Plus menaçant cette fois, il s’approcha lentement de la jeune femme. Elle commençait à sérieusement l’agacer. Son regard plongé dans celui pétillant de la professeure, il lui murmura:
- Tu te ferais dévorer en moins d’une seconde comme un agneau pathétique au milieu d’une meute de loups. Regarde toi.
Il l’empoigna au coup et la plaqua sur le mur, il était temps d’en finir avec cette conversation ridicule.
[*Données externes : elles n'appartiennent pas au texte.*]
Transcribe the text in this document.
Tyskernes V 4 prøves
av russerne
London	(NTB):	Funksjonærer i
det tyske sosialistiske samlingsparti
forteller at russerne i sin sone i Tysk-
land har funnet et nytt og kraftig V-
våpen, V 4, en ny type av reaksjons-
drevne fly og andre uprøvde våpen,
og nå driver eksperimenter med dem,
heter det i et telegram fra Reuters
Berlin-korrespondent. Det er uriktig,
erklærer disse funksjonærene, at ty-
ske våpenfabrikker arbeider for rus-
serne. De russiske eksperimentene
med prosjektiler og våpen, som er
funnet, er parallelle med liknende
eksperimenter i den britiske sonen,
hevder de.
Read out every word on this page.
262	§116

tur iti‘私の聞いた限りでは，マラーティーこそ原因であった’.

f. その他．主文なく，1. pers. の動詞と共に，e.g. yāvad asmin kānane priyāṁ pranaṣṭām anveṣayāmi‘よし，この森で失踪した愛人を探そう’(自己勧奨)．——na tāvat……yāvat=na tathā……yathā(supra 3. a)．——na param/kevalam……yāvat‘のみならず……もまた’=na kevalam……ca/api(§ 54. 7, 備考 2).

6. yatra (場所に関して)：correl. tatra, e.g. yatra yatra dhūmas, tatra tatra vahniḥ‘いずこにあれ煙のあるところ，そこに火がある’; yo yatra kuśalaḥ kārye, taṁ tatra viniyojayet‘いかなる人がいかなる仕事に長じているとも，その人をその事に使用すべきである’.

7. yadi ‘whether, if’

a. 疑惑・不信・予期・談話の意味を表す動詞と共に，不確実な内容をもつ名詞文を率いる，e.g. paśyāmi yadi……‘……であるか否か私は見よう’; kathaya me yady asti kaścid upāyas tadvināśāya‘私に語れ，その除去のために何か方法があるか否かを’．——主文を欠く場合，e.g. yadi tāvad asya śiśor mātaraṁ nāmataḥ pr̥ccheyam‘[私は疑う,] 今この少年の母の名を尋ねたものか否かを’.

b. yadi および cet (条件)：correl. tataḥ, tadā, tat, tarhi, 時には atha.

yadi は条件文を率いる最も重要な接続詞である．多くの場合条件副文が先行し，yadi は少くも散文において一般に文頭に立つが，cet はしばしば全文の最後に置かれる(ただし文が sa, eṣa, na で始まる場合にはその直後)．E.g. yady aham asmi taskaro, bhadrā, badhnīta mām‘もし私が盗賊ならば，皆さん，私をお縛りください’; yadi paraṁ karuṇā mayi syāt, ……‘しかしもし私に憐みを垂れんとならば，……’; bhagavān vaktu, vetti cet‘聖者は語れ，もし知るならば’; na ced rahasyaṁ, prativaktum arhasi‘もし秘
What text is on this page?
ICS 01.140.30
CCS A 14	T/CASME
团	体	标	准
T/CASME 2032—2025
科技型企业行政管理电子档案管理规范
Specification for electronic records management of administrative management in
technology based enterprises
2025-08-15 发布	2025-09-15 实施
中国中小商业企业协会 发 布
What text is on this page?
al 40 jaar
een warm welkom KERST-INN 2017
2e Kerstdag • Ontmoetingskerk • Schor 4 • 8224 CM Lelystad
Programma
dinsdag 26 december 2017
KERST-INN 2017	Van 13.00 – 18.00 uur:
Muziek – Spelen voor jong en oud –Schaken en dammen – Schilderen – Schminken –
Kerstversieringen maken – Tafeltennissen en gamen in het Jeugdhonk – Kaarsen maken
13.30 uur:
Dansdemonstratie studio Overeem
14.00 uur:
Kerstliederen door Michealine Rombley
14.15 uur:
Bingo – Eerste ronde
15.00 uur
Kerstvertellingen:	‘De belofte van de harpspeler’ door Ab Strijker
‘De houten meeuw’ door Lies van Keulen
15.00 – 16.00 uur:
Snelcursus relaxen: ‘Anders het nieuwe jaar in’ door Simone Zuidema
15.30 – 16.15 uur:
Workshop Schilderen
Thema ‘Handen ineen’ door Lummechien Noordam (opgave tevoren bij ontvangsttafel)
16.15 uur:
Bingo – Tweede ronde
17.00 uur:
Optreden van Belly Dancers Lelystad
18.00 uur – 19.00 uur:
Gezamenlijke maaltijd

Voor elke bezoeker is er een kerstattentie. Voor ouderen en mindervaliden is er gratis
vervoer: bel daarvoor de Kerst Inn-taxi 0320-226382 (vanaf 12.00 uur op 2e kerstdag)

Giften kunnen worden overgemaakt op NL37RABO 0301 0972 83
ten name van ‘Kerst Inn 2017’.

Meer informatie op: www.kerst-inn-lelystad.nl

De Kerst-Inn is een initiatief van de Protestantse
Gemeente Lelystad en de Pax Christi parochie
Mais alors qu’une seconde auparavant la jeune femme tremblait de tous ses membres, emprise à une terreur non dissimulée. Thomas la sentit reprendre contenance, elle se tint plus droite et arrêta de trembler. Malgré les larmes qui coulaient toujours le long de ses joues, elle reprit la parole avec un ton fut plus ferme, rappelant soudainement au jeune exécuteur le ton qu’elle avait employé à cette fameuse soirée au bar.
Fais-les sortir.
Elle sortit de son sac son téléphone qui indiquait clairement que la conversation avait été enregistrée et qu’elle s’apprêtait à l’envoyer à la quelqu’un.
- Je refuse de mourir. Fais-moi entrer dans votre gang ou j’envoie ça à la police.